Over the course of multiple previous snippets, I put together several SQL queries for analyzing my browsing history.
Today, I wanted to write a script to run several of these queries in sequence to assemble a nice summary of my daily browsing histories. Maybe I’ll dump the summary into my
[[Roam Research]]
database so I can cross-link ideas with websites I’ve visited.
As a first pass, I tried to throw together a quick bash script to string the queries together. It looked a bit like this:
date=$1
if [ -z $1 ];
then
date=$(date '+%Y-%m-%d');
fi
cp ~/Library/Application\ Support/Google/Chrome/Default/History ~/Default-History
cp ~/Library/Application\ Support/Google/Chrome/Profile\ 1/History ~/Profile-1-History
function query() {
sqlite3 ~/Default-History $1;
sqlite3 ~/Profile-1-History $1;
}
echo \# YouTube Videos Watched
echo
query << SQL
select DISTINCT REPLACE(REPLACE(urls.title, " - YouTube", ""), "(1) ", ""), urls.url, "$date%"
from urls
where urls.url like "%www.youtube.com/watch%"
and datetime(last_visit_time / 1000000 + (strftime('%s', '1601-01-01')), 'unixepoch')
LIKE "$date%"
limit 50;
SQL
# Additional queries ran here...
You’ll notice a few things:
- I want to run each query on two different Chrome histories.
- I want the script to be parameterized by the date, defaulting to today if no date is specified.
If you’re proficient in Bash, you may also notice something else; it doesn’t work.
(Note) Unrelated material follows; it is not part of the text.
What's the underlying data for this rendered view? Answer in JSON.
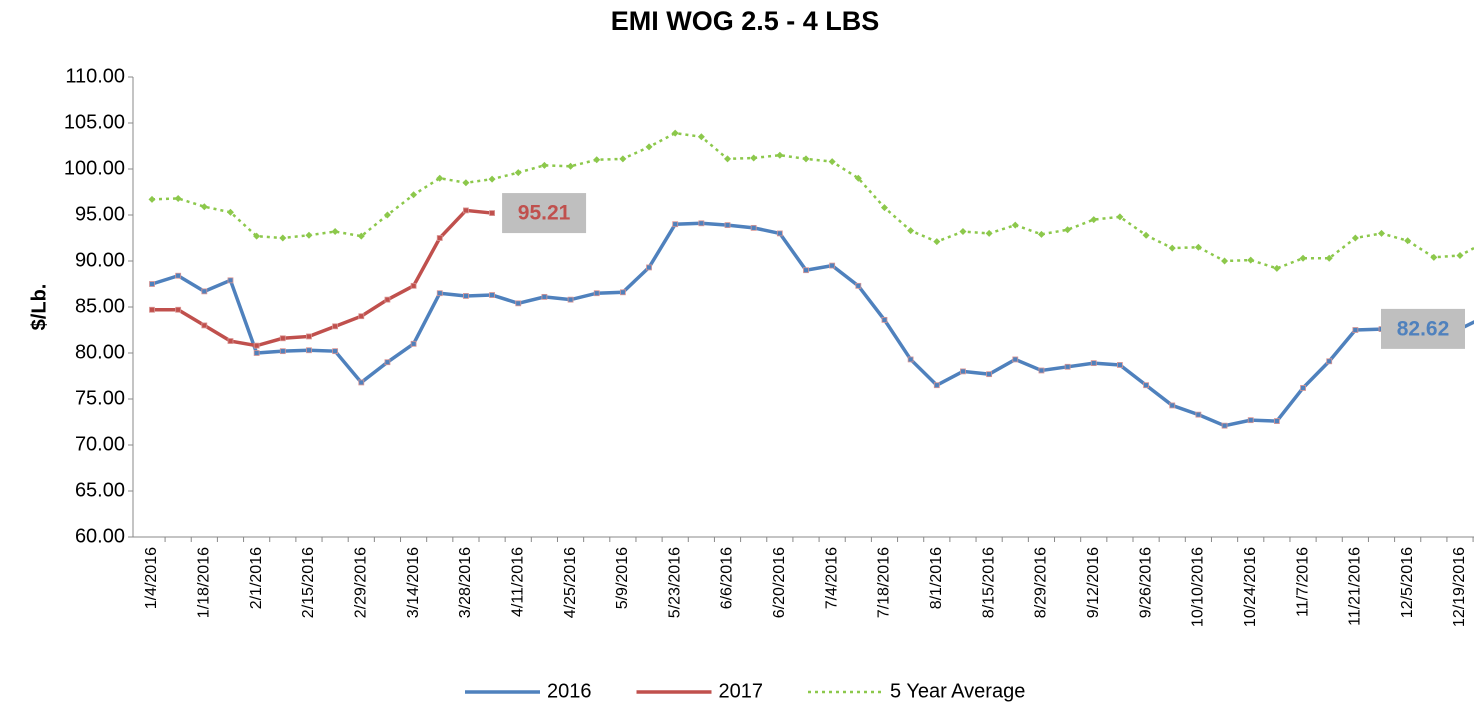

The query is only used properly when I run sqlite3 on the first Chrome History, but an empty query is passed to the second query.
Rather than debug my Bash script, I switched over to Python. I used Python Fire to automatically expose all my functions as commands so within minutes I had a working CLI.
Here’s what the Python script looks like:
import datetime
import os
import subprocess
import fire
def copy_histories():
check_output = subprocess.check_output
check_output([
'cp',
os.path.expanduser('~/Library/Application Support/Google/Chrome/Default/History'),
os.path.expanduser('~/Default-History')])
check_output([
'cp',
os.path.expanduser('~/Library/Application Support/Google/Chrome/Profile 1/History'),
os.path.expanduser('~/Profile-1-History')])
def run_query(query):
call = subprocess.call
call(['sqlite3', os.path.expanduser('~/Default-History'), query])
call(['sqlite3', os.path.expanduser('~/Profile-1-History'), query])
def run(date=None):
copy_histories()
date = date or datetime.datetime.now().strftime('%Y-%m-%d')
print('## YouTube Videos Watched')
print()
run_query(f"""
select DISTINCT REPLACE(REPLACE(urls.title, " - YouTube", ""), "(1) ", "")
from urls
where urls.url like "%www.youtube.com/watch%"
and datetime(last_visit_time / 1000000 + (strftime('%s', '1601-01-01')), 'unixepoch')
LIKE "{date}%"
limit 50;
""")
# Additional queries run here...
if __name__ == '__main__':
fire.Fire()
At the command line I run this with python historyquery.py run
or python historyquery.py run --date=2020-04-26
.
With Python Fire I was able to quickly switch to a syntax I was more comfortable with, but keep the benefits of working from the context of a shell. I can now much more quickly make improvements to the script since I can operate more efficiently working in Python.
Now I have a script I can run that will produce a nice summary of my internet browsing activity for any date I specify. Running it over recent dates provides a nice walk down memory lane.